C’est exactement ce qui traverse l’œuvre monumentale et inquiète de Fernando Pessoa. Lire Pessoa, c’est donc comprendre un peu mieux Lisbonne...

Le fait même que l’écrivain crut bon de recourir à plusieurs identités, qu’il qualifiait d’hétéronymes, dit bien la complexité de cet esprit tourmenté. Tantôt Fernando Pessoa, tantôt Bernardo Soares, ou bien encore Alberto Caeiro, Ricardo Reis, Alvaro de Campos, on se perd en conjectures devant tant de facettes d’une même personne, même si depuis Rimbaud, on sait que le Je est un autre…
Quant au Livre de l’Intranquillité, son monumental chef d’oeuvre en prose, comment le qualifier ? Richard Zenith écrivait en introduction qu’il ne s’agissait pas d’un livre, mais de “sa subversion”, voire de “sa négation”, d’un “livre en puissance, ou mieux, d’un livre en ruine, un livre-rêve, un livre-désespoir, l’anti-livre par delà toute littérature…”
Lorsque l’on se plonge dans cette “autobiographie sans évènement” comme la nomme l’auteur lui-même, on n’est pas certain d’en ressortir indemne. Comment ne pas vaciller en effet, en lisant qu’il se situe “à cette distance de tout, que l’on appelle communément la Décadence”, ou encore que selon lui “l’inconscience est le fondement de la vie”.
Et comment garder la tête froide lorsque pour être plus explicite, il tourne en interrogation ce décalage existentiel: “à nous qui vivons sans savoir vivre, que reste-t-il, sinon le renoncement comme mode de vie, et pour destin la contemplation ?”
“Je voudrais, écrivait-il encore, que la lecture de ce livre vous laisse l’impression d’avoir traversé un cauchemar voluptueux.”

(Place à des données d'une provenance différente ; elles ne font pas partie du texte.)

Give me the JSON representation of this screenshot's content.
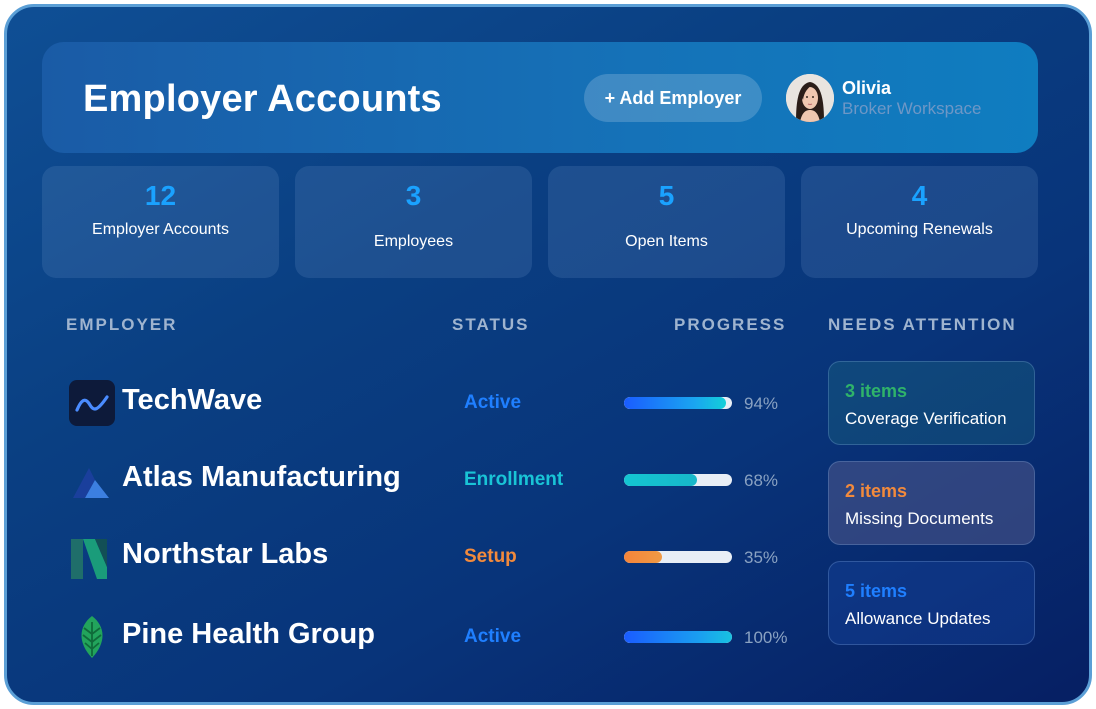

C’est un fait, Pessoa est avant tout un rêveur, un inactif, un contemplatif, quasi jusqu’à l’absurde. Il n’est pas extérieur au monde bien au contraire. Il est dans l'événement, il navigue presque désincarné, dans le présent qui se déroule sous ses yeux. Mais il est seul, tel un marin, exilé volontaire sur l’océan, qui se confronte
aux éléments, sans but évident pour le commun des mortels...
Pour Pessoa, plus encore que pour la Tortue, rien ne sert de courir, rien ne sert même de partir à point, il suffit d’être... et de rêver. Car tout ce qui n’est pas rêve n’est qu’illusion. Même écrire, pour important que cela fut pour lui, apparaît dérisoire : “Je relis, lentement, lucidement, morceau par morceau, tout ce que j’ai écrit. Et je trouve que cela est nul et que j’aurais mieux fait de ne pas l’écrire…” Plus loin, il enfonce un peu plus encore le clou: “ le seul destin noble pour un écrivain, c’est de ne rien publier…”
Dans ces conditions, pourquoi diable lire ?
Parce que nous dit Pessoa, “Lire, c’est rêver en se laissant conduire par la main….”

A suivre...

26 février 2020

Viralité

Viralité: ce terme à la mode dans le microcosme des réseaux sociaux est devenu en quelques semaines le principal sujet de préoccupation de la communauté internationale, et fait désormais la une de tous les journaux. Cette fois c'est au sens propre.
Un nouveau variant de coronavirus dit COVID-19 est en train de faire tache d'huile sur la planète. Il n'a pas les caractéristiques terrifiantes des grandes épidémies d'autrefois, mais il est susceptible de déstabiliser profondément la marche du monde.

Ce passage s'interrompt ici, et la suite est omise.